Subwavelength full-field terahertz ptychography via longitudinal shifts

Abstract

We demonstrate subwavelength resolution, full-field, and lensless terahertz ptychography via longitudinal shifts of the sample. An extended illumination is adopted to realize full-field recording. Compared to a typical scheme, this implementation requires fewer diffraction patterns, which improves the imaging throughput. To suppress the incoherent infrared background, an optical chopper is introduced and a preprocessing algorithm based on digital phase-locked is proposed.
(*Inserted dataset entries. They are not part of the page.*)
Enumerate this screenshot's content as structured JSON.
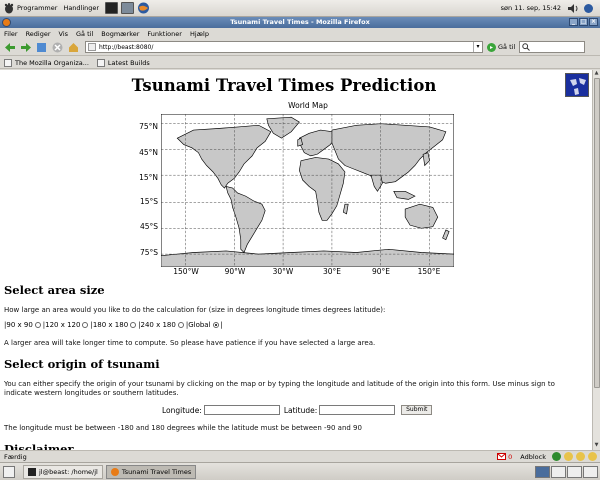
{
  "desktop": {
    "menus": [
      "Programmer",
      "Handlinger"
    ],
    "clock": "søn 11. sep, 15:42"
  },
  "browser": {
    "window_title": "Tsunami Travel Times - Mozilla Firefox",
    "menu": [
      "Filer",
      "Rediger",
      "Vis",
      "Gå til",
      "Bogmærker",
      "Funktioner",
      "Hjælp"
    ],
    "url": "http://beast:8080/",
    "goto_label": "Gå til",
    "bookmarks": [
      "The Mozilla Organiza...",
      "Latest Builds"
    ],
    "status_text": "Færdig",
    "status_mail": "0",
    "status_adblock": "Adblock"
  },
  "page": {
    "title": "Tsunami Travel Times Prediction",
    "map_title": "World Map",
    "map_lat_ticks": [
      "75°N",
      "45°N",
      "15°N",
      "15°S",
      "45°S",
      "75°S"
    ],
    "map_lon_ticks": [
      "150°W",
      "90°W",
      "30°W",
      "30°E",
      "90°E",
      "150°E"
    ],
    "area_heading": "Select area size",
    "area_question": "How large an area would you like to do the calculation for (size in degrees longitude times degrees latitude):",
    "area_options": [
      "90 x 90",
      "120 x 120",
      "180 x 180",
      "240 x 180",
      "Global"
    ],
    "area_selected": "Global",
    "area_note": "A larger area will take longer time to compute. So please have patience if you have selected a large area.",
    "origin_heading": "Select origin of tsunami",
    "origin_text": "You can either specify the origin of your tsunami by clicking on the map or by typing the longitude and latitude of the origin into this form. Use minus sign to indicate western longitudes or southern latitudes.",
    "longitude_label": "Longitude:",
    "latitude_label": "Latitude:",
    "submit_label": "Submit",
    "range_note": "The longitude must be between -180 and 180 degrees while the latitude must be between -90 and 90",
    "disclaimer_heading": "Disclaimer"
  },
  "taskbar": {
    "tasks": [
      "jl@beast: /home/jl",
      "Tsunami Travel Times"
    ]
  },
  "colors": {
    "land": "#c8c8c8",
    "ocean": "#ffffff",
    "title_bar": "#4a6d9c"
  }
}
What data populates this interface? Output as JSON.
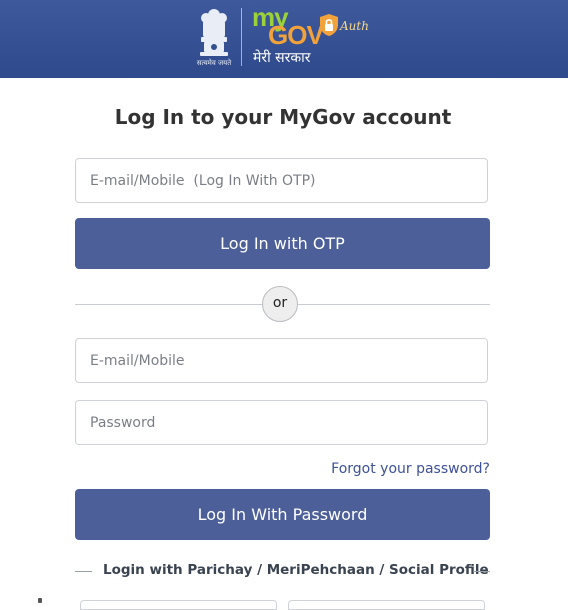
{
  "header": {
    "emblem_motto": "सत्यमेव जयते",
    "logo_my": "my",
    "logo_gov": "GOV",
    "logo_hindi": "मेरी सरकार",
    "auth_label": "Auth"
  },
  "title": "Log In to your MyGov account",
  "otp": {
    "placeholder": "E-mail/Mobile  (Log In With OTP)",
    "value": "",
    "button_label": "Log In with OTP"
  },
  "divider_label": "or",
  "password_login": {
    "email_placeholder": "E-mail/Mobile",
    "email_value": "",
    "password_placeholder": "Password",
    "password_value": "",
    "forgot_label": "Forgot your password?",
    "button_label": "Log In With Password"
  },
  "alt_login_label": "Login with Parichay / MeriPehchaan / Social Profile",
  "colors": {
    "header_bg": "#34508f",
    "button_bg": "#4c5f98",
    "link": "#3d5196"
  }
}
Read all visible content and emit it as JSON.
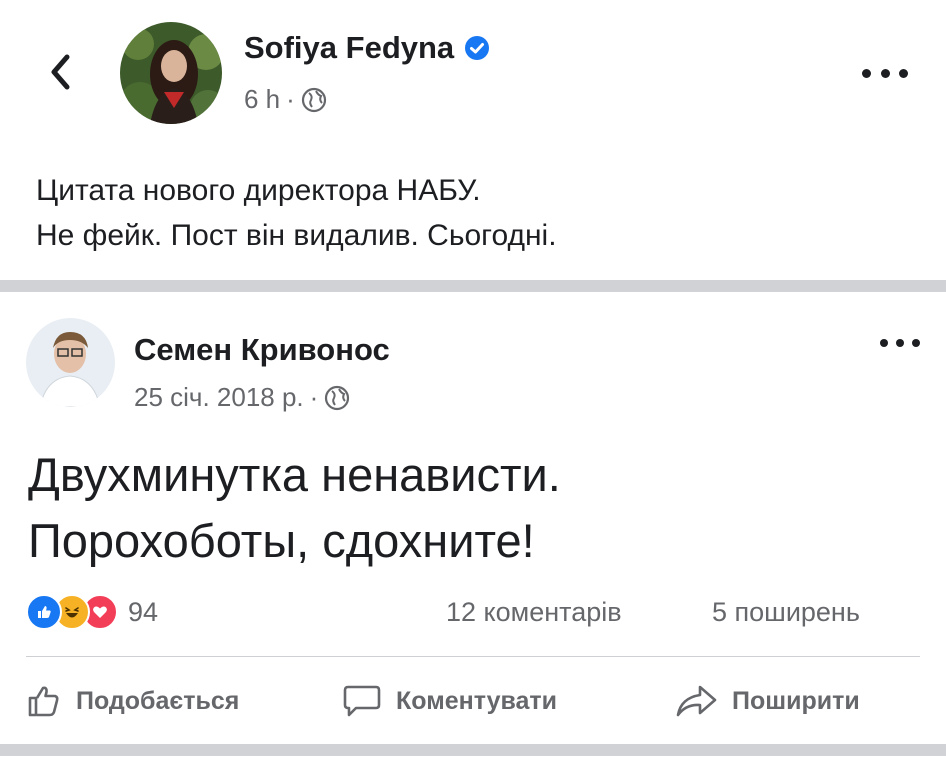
{
  "post": {
    "author": "Sofiya Fedyna",
    "time": "6 h",
    "text_lines": [
      "Цитата нового директора НАБУ.",
      "Не фейк. Пост він видалив. Сьогодні."
    ]
  },
  "shared_post": {
    "author": "Семен Кривонос",
    "date": "25 січ. 2018 р.",
    "text_lines": [
      "Двухминутка ненависти.",
      "Порохоботы, сдохните!"
    ],
    "reactions": {
      "icons": [
        "like-icon",
        "haha-icon",
        "love-icon"
      ],
      "count": "94"
    },
    "comments": "12 коментарів",
    "shares": "5 поширень"
  },
  "actions": {
    "like": "Подобається",
    "comment": "Коментувати",
    "share": "Поширити"
  },
  "colors": {
    "verified": "#1877f2",
    "like": "#1877f2",
    "haha": "#f7b125",
    "love": "#f33e58",
    "secondary_text": "#65676b",
    "divider": "#d0d2d6"
  }
}
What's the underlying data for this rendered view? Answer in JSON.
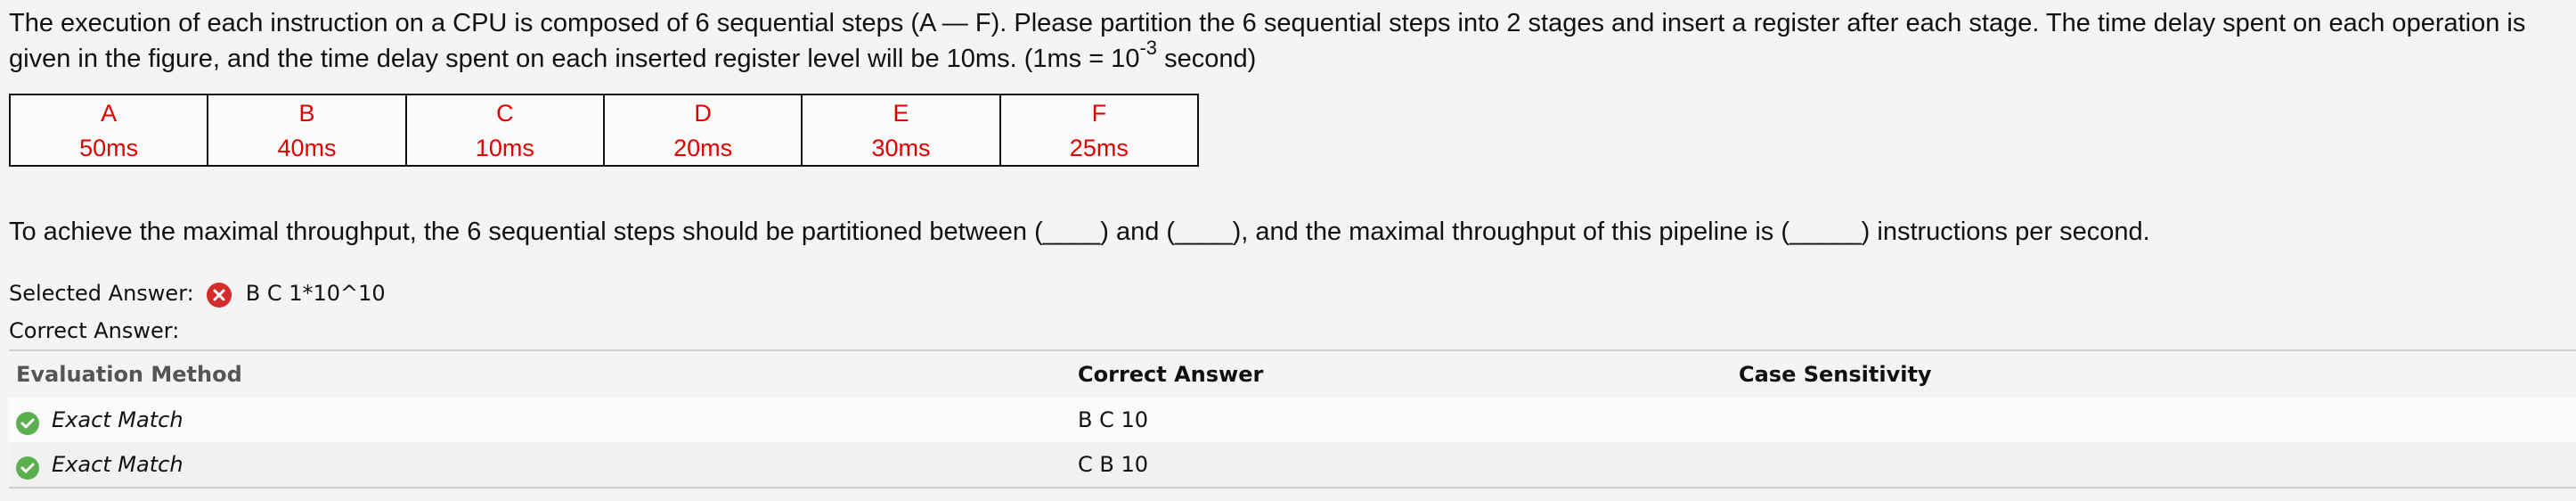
{
  "question": {
    "text_before_sup": "The execution of each instruction on a CPU is composed of 6 sequential steps (A — F). Please partition the 6 sequential steps into 2 stages and insert a register after each stage. The time delay spent on each operation is given in the figure, and the time delay spent on each inserted register level will be 10ms. (1ms = 10",
    "sup": "-3",
    "text_after_sup": " second)"
  },
  "steps": [
    {
      "letter": "A",
      "delay": "50ms"
    },
    {
      "letter": "B",
      "delay": "40ms"
    },
    {
      "letter": "C",
      "delay": "10ms"
    },
    {
      "letter": "D",
      "delay": "20ms"
    },
    {
      "letter": "E",
      "delay": "30ms"
    },
    {
      "letter": "F",
      "delay": "25ms"
    }
  ],
  "colors": {
    "step_text": "#e00000",
    "incorrect_icon": "#d62b2b",
    "correct_icon": "#5bb04d"
  },
  "prompt": "To achieve the maximal throughput, the 6 sequential steps should be partitioned between (____) and (____), and the maximal throughput of this pipeline is (_____) instructions per second.",
  "selected_answer": {
    "label": "Selected Answer:",
    "icon": "incorrect-icon",
    "value": "B C 1*10^10"
  },
  "correct_answer": {
    "label": "Correct Answer:"
  },
  "evaluation_table": {
    "headers": {
      "method": "Evaluation Method",
      "answer": "Correct Answer",
      "case": "Case Sensitivity"
    },
    "rows": [
      {
        "icon": "correct-icon",
        "method": "Exact Match",
        "answer": "B C 10",
        "case": ""
      },
      {
        "icon": "correct-icon",
        "method": "Exact Match",
        "answer": "C B 10",
        "case": ""
      }
    ]
  }
}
By combining the ideas of multi-plane phase retrieval and ptychographic reconstruction, a reconstruction algorithm is proposed to simultaneously retrieve the object and the probe. Due to the lensless single-beam mode and full-field illumination, the sample is placed as close to the detector as possible, and the aperture of the whole sensor is utilized to achieve the highest numerical aperture. Note that the proposed approach could be applied to other wavebands as well. We apply this method to a biological material, a polymer sample, and a resolution target. The uneven illumination, as well as the diffraction effects associated with detector edges, is separated from the object reconstruction. The secondary veins of the dragonfly forewing, as small as ∼20 µm, are observed, and the lateral resolution achieves 88 µm (0.74 λ).